# transportation from Santa Ana Airport to Amtrak station



## Cathy Berg (Aug 1, 2006)

can someone please tell me how you would get from the Orange County Airport to the closest Amtrak station to go south to Oceanside? is there a bus that connects from the airport to the Amtrak station?

Thanks.

Cathy Berg


----------



## Luanne (Aug 1, 2006)

Try checking here:  http://www.dot.ca.gov/hq/rail/airports/access.htm


----------



## BSQ (Aug 1, 2006)

I don't think there is a direct bus, so you'd have to transfer. 
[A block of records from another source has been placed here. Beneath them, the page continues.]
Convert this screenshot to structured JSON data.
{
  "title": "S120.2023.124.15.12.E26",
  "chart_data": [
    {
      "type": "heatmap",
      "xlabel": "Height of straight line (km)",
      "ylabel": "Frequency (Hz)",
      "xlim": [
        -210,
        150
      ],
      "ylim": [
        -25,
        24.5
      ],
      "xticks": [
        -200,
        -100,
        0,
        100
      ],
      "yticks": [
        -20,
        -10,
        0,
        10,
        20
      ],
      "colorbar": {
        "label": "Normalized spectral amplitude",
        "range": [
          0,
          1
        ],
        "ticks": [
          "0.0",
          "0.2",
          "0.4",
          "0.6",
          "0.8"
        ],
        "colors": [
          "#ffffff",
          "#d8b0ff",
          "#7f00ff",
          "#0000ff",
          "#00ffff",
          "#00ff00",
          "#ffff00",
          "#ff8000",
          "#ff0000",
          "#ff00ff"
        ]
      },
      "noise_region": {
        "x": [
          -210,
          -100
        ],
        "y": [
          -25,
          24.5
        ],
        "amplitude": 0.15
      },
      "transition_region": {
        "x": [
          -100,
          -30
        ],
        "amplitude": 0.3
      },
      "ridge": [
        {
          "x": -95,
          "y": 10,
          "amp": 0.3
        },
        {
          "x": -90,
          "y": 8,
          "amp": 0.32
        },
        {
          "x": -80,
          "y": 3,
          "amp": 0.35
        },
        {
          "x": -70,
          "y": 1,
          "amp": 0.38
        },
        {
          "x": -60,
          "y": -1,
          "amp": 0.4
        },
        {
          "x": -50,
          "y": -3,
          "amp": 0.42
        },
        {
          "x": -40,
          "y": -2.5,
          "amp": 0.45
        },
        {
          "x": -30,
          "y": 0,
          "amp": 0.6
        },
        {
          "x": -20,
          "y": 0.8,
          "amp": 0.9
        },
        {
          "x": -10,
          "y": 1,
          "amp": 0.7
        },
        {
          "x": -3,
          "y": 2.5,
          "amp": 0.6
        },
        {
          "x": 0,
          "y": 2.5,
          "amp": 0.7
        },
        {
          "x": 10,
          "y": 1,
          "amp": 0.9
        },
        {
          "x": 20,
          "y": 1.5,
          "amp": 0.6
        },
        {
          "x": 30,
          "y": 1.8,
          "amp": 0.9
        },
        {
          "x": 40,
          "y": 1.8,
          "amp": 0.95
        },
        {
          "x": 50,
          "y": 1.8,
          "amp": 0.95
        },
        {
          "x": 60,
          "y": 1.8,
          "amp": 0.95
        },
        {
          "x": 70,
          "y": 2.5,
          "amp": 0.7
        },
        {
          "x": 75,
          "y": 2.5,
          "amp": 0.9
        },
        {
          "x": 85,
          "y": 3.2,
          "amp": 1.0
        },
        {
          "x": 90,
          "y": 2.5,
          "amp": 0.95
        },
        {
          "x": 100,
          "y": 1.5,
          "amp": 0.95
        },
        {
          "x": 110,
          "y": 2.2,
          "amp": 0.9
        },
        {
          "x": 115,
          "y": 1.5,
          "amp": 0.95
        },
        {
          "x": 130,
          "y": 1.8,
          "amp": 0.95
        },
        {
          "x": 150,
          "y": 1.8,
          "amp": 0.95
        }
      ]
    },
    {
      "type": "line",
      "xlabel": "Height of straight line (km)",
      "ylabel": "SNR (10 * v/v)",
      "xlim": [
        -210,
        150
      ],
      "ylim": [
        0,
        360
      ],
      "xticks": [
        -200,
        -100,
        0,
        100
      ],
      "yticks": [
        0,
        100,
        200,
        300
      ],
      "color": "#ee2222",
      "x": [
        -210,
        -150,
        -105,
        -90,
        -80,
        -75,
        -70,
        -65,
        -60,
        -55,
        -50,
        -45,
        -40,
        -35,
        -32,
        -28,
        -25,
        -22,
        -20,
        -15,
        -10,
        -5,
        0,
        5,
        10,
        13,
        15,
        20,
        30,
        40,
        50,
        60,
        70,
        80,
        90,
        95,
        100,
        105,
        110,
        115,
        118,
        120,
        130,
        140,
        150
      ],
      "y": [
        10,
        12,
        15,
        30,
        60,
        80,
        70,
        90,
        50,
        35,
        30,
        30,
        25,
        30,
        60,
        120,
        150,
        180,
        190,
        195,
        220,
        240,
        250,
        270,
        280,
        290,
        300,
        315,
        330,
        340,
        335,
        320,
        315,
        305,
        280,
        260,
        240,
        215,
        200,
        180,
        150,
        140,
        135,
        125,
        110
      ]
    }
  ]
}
A couple more direct options would be taking a taxi.  The cab company that services the shuttle on the airport's website.  I would think they have a flat-rate to the train station.  If not, they could give you an approximate cost.  Another option would be using one of the shared van shuttles.  There are many that service the airport, and they too are listed on the airport website.  I believe it's under $20 if you go the shared van option.


----------



## i39249 (Aug 2, 2006)

The nearest Amtrak stations are Santa Ana and Irvine.  There is however a metrolink station in Tustin, that is just a few miles from the airport.  The taxi fare should be very minimal.  I'm not sure if Amtrak trains stop at Tustin, but I know the metrolink trains do for sure.  You can check with Amtrak to see if they stop at Tustin.  The Tustin Transportation Center is located near Jamboree and Edinger if you want to google map it.


----------



## i39249 (Aug 2, 2006)

check out www.metrolinktrains.com

it does go from Tustin to Oceanside.  from $4.25 to $8.50 depending on the time of the day.


----------



## Cathy Berg (Aug 2, 2006)

thanks to all of you for your replies.  My daughter has decided to pay a little more and fly into San Diego which is actually more convenient for her.  

I, myself, have taken the Metrolink from Oceanside to Tustin before, got off the train and immediately onto a bus that took me to the Santa Ana Airport.  Very convenient.  But what i didn't realize was that this bus doesn't run all day long - only in the mornings until 9:30 AM and then starts up again in the afternoon about 3:30 PM.

So we resolved all these issues with just flying her into San Diego for a few dollars more and then she has somebody that can pick her up at that airport.

Thanks.

Cathy Berg


----------